Learning Stories: My Favorite Method of Documentation

Learning stories are a type of pedagogical documentation that is particularly dear to my heart because it allows me to express how amazing it is to watch the children in my program learn and grow. What makes learning stories so wonderful is that they encompass not just the learning going on in the moment but also the teacher’s image of the child as a curious, capable and competent individual in the attentive and caring way they are written.

To make children’s complex thinking visible in learning stories teacher’s must be careful observers of play, taking anecdotal notes and pictures is necessary for this process.

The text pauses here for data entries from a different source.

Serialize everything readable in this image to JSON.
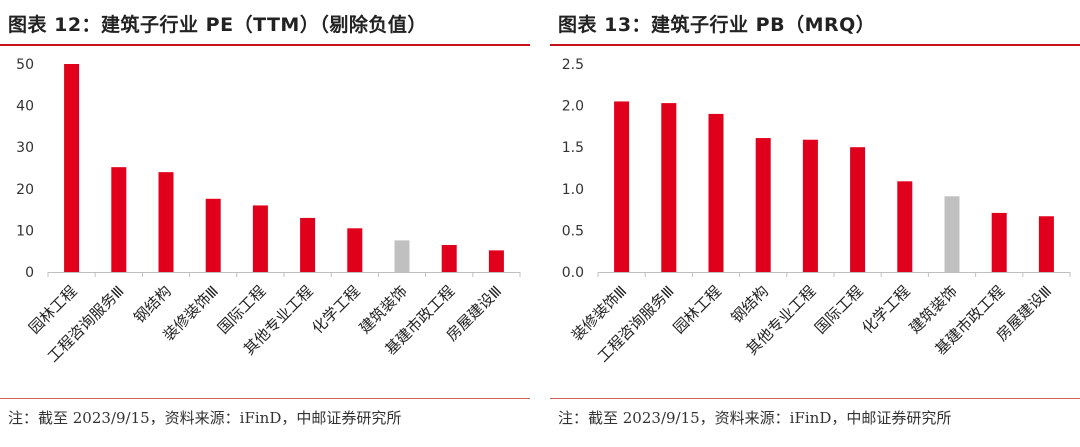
{
  "charts": [
    {
      "title": "图表 12：建筑子行业 PE（TTM）（剔除负值）",
      "note": "注：截至 2023/9/15，资料来源：iFinD，中邮证券研究所"
    },
    {
      "title": "图表 13：建筑子行业 PB（MRQ）",
      "note": "注：截至 2023/9/15，资料来源：iFinD，中邮证券研究所"
    }
  ],
  "colors": {
    "bar": "#e0001b",
    "highlight": "#c0c0c0",
    "accent": "#c8101c"
  },
  "chart_data": [
    {
      "type": "bar",
      "title": "图表 12：建筑子行业 PE（TTM）（剔除负值）",
      "categories": [
        "园林工程",
        "工程咨询服务Ⅲ",
        "钢结构",
        "装修装饰Ⅲ",
        "国际工程",
        "其他专业工程",
        "化学工程",
        "建筑装饰",
        "基建市政工程",
        "房屋建设Ⅲ"
      ],
      "values": [
        50.0,
        25.2,
        24.0,
        17.6,
        16.0,
        13.0,
        10.5,
        7.6,
        6.5,
        5.2
      ],
      "highlight_index": 7,
      "yticks": [
        "0",
        "10",
        "20",
        "30",
        "40",
        "50"
      ],
      "ylim": [
        0,
        50
      ],
      "grid": false
    },
    {
      "type": "bar",
      "title": "图表 13：建筑子行业 PB（MRQ）",
      "categories": [
        "装修装饰Ⅲ",
        "工程咨询服务Ⅲ",
        "园林工程",
        "钢结构",
        "其他专业工程",
        "国际工程",
        "化学工程",
        "建筑装饰",
        "基建市政工程",
        "房屋建设Ⅲ"
      ],
      "values": [
        2.05,
        2.03,
        1.9,
        1.61,
        1.59,
        1.5,
        1.09,
        0.91,
        0.71,
        0.67
      ],
      "highlight_index": 7,
      "yticks": [
        "0.0",
        "0.5",
        "1.0",
        "1.5",
        "2.0",
        "2.5"
      ],
      "ylim": [
        0,
        2.5
      ],
      "grid": false
    }
  ]
}
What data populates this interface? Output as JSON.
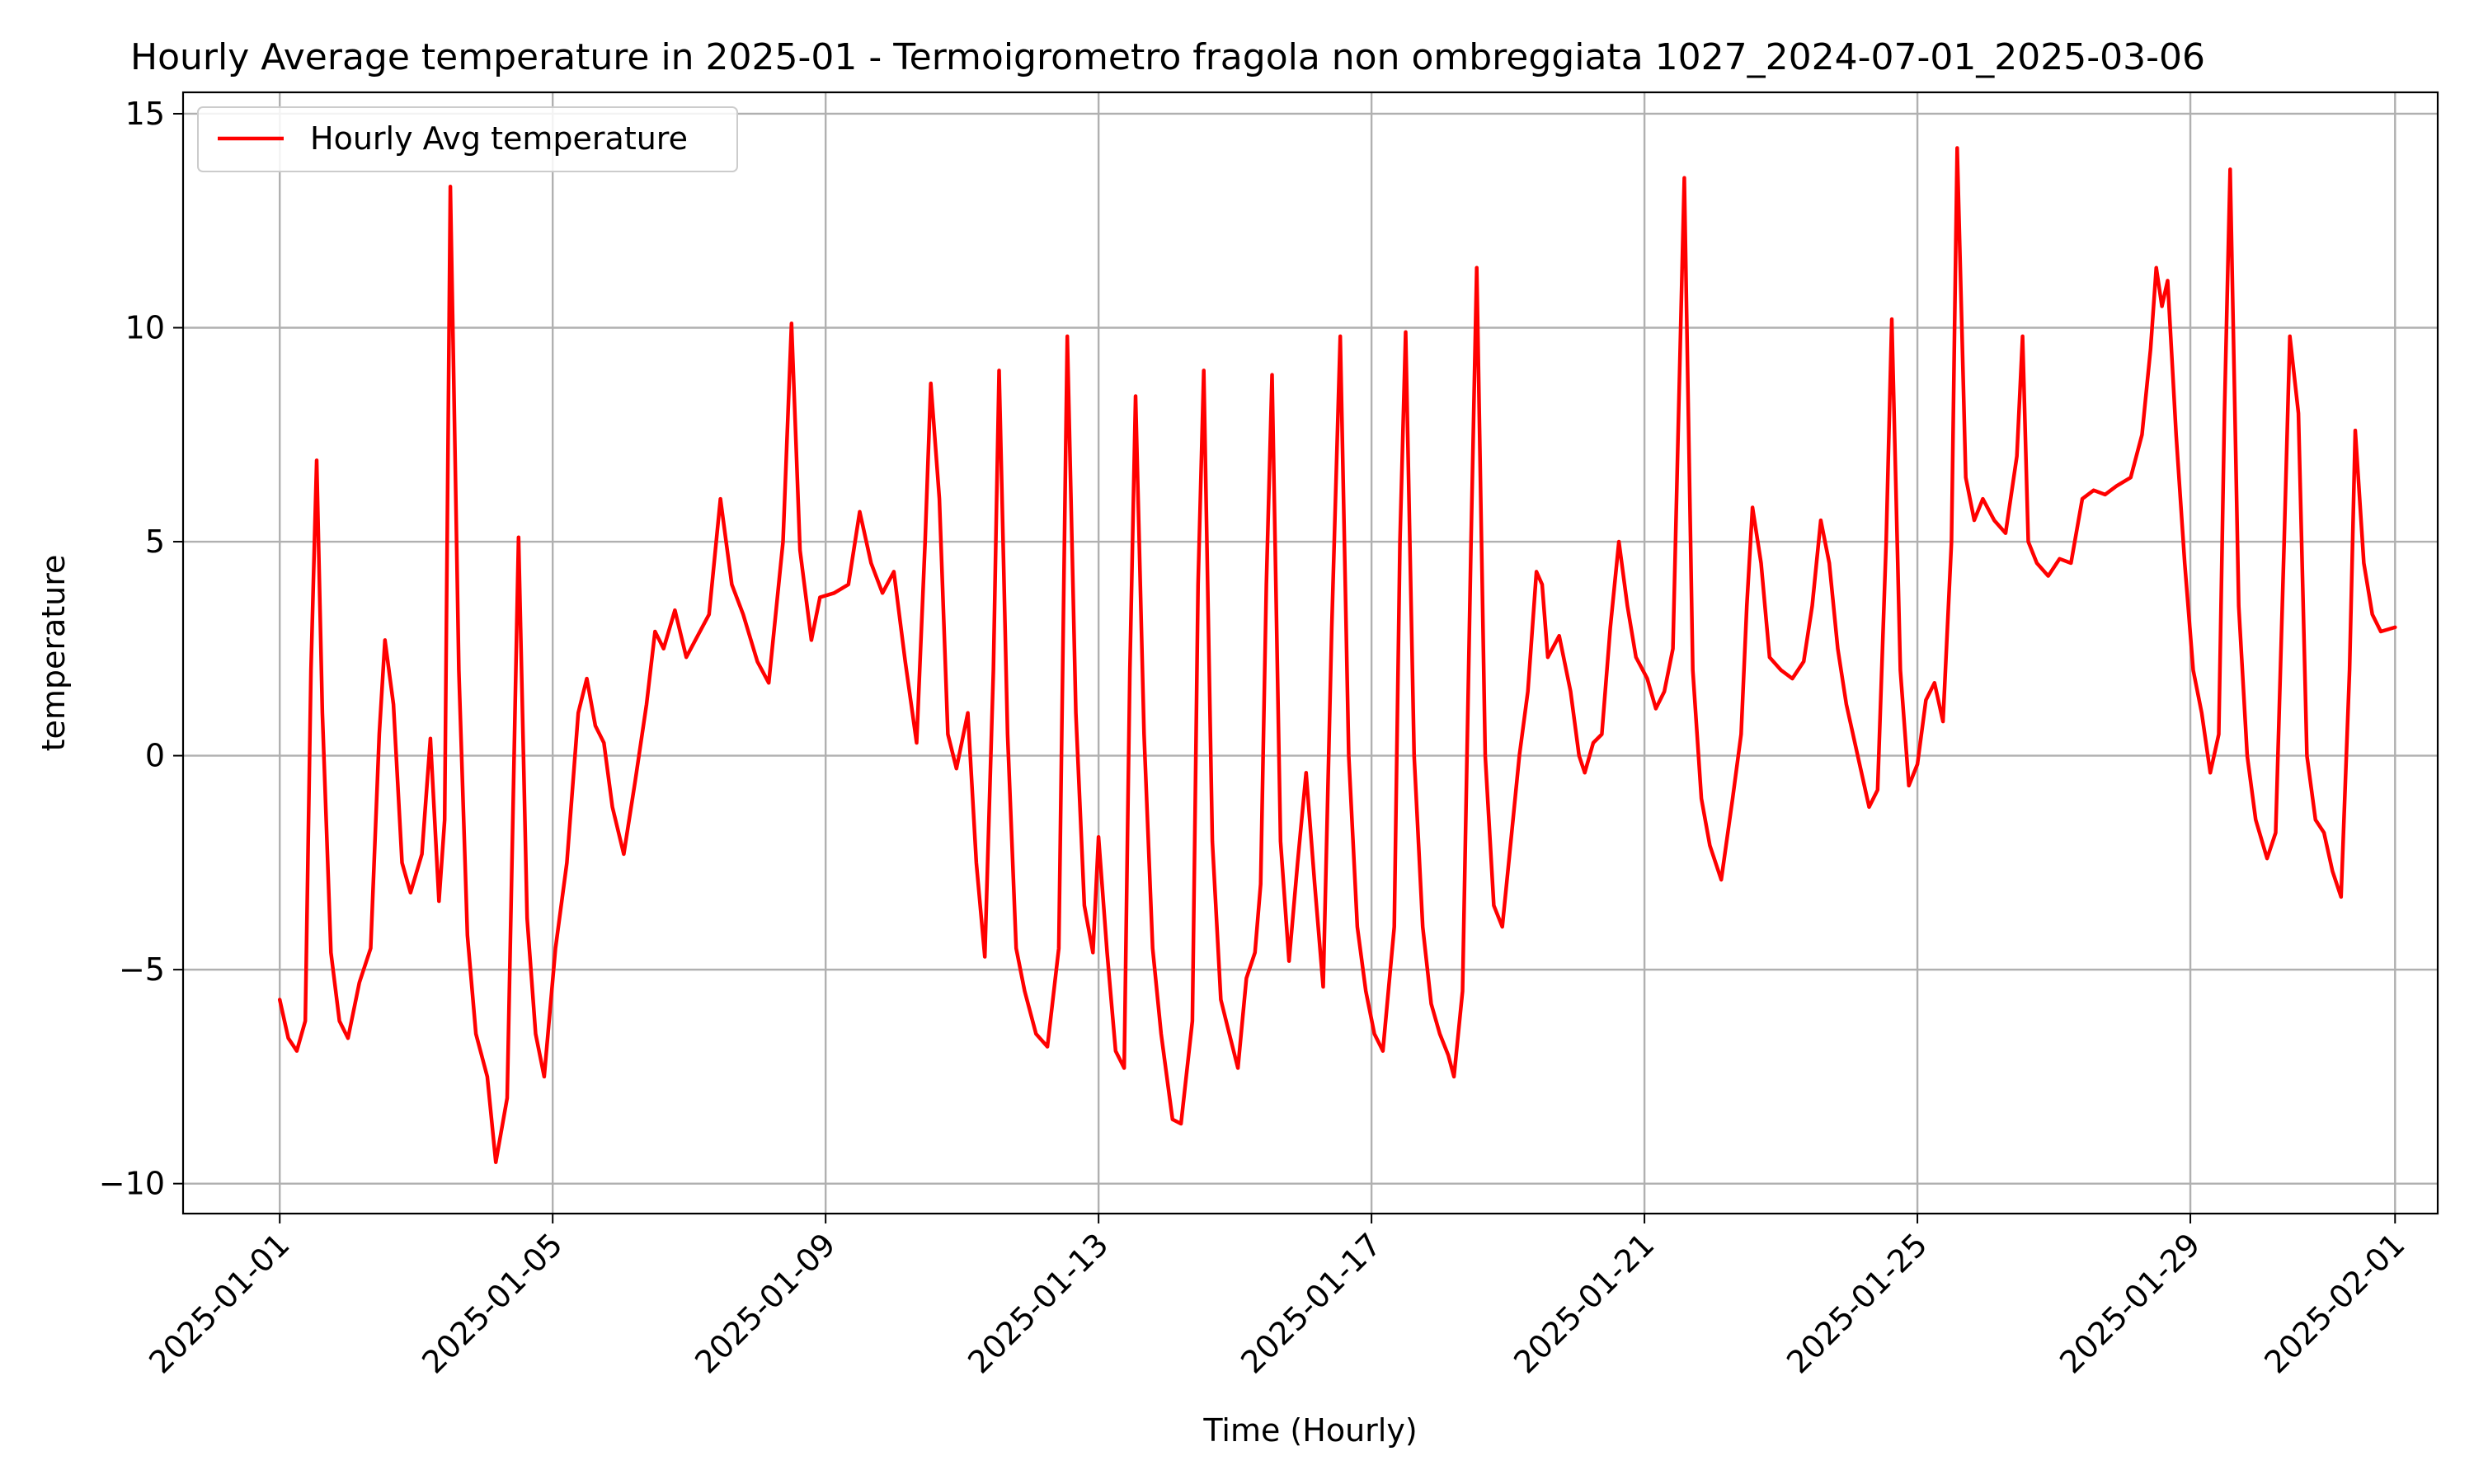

Educators must be familiar with the mechanisms of play as a method for discovery and share that information in the narratives they create for children and families.

So how do you write a learning story? The wonderful thing about learning stories is they can be short or long, to the point or written with dramatic flair. At its heart a learning story is a letter written with love to the children that are the protagonists of the tale and their families.

A learning story typically has three main components.

  • A description of the child’s or group of children’s learning which includes the educator’s interpretation and can also include links to professional learning documents, articles and/or theorists.
  • Plans to scaffold the ongoing learning of the child or group of children.
  • A space for parents to provide feedback.

An example learning story:

Screen capture from Red River Learning Stories

In the above example the ELECT document (Early Learning for Every Child Today: A framework for Ontario early childhood settings) is referenced to support the educator’s interpretation of the learning moment but teachers may also quote or refer to developmental theorists, professionals in the field, or even scholarly articles.

Developing plans to scaffold and extend the children’s learning demonstrates that the educator has taken time to reflect on their learning and what methods would be best used to support them. In this case the educator will include group games or activities that can be inclusive of all the children, despite their varying ages and abilities, to nurture their play in a mixed age group of children.

The example learning story shared here is a blog entry which allows families to leave feedback in the comments section. If it were a printed copy the teacher could provide a space at the end of the learning story or blank pages for the parents to leave notes on. Inviting families to share their reactions and interpretations of the documentation fosters positive relationships between home and school as well as a sense of belonging in the classroom culture.

Though the three elements mentioned above are usually included in a learning story the most important thing about them is that they are written in a way that makes learning visible to families and demonstrates the educator’s care for the children that they work with. As you write your own learning stories you will find your own style and rhythm to weave the tales of your students’ adventures, even small moments can be brilliant discoveries when you look closely.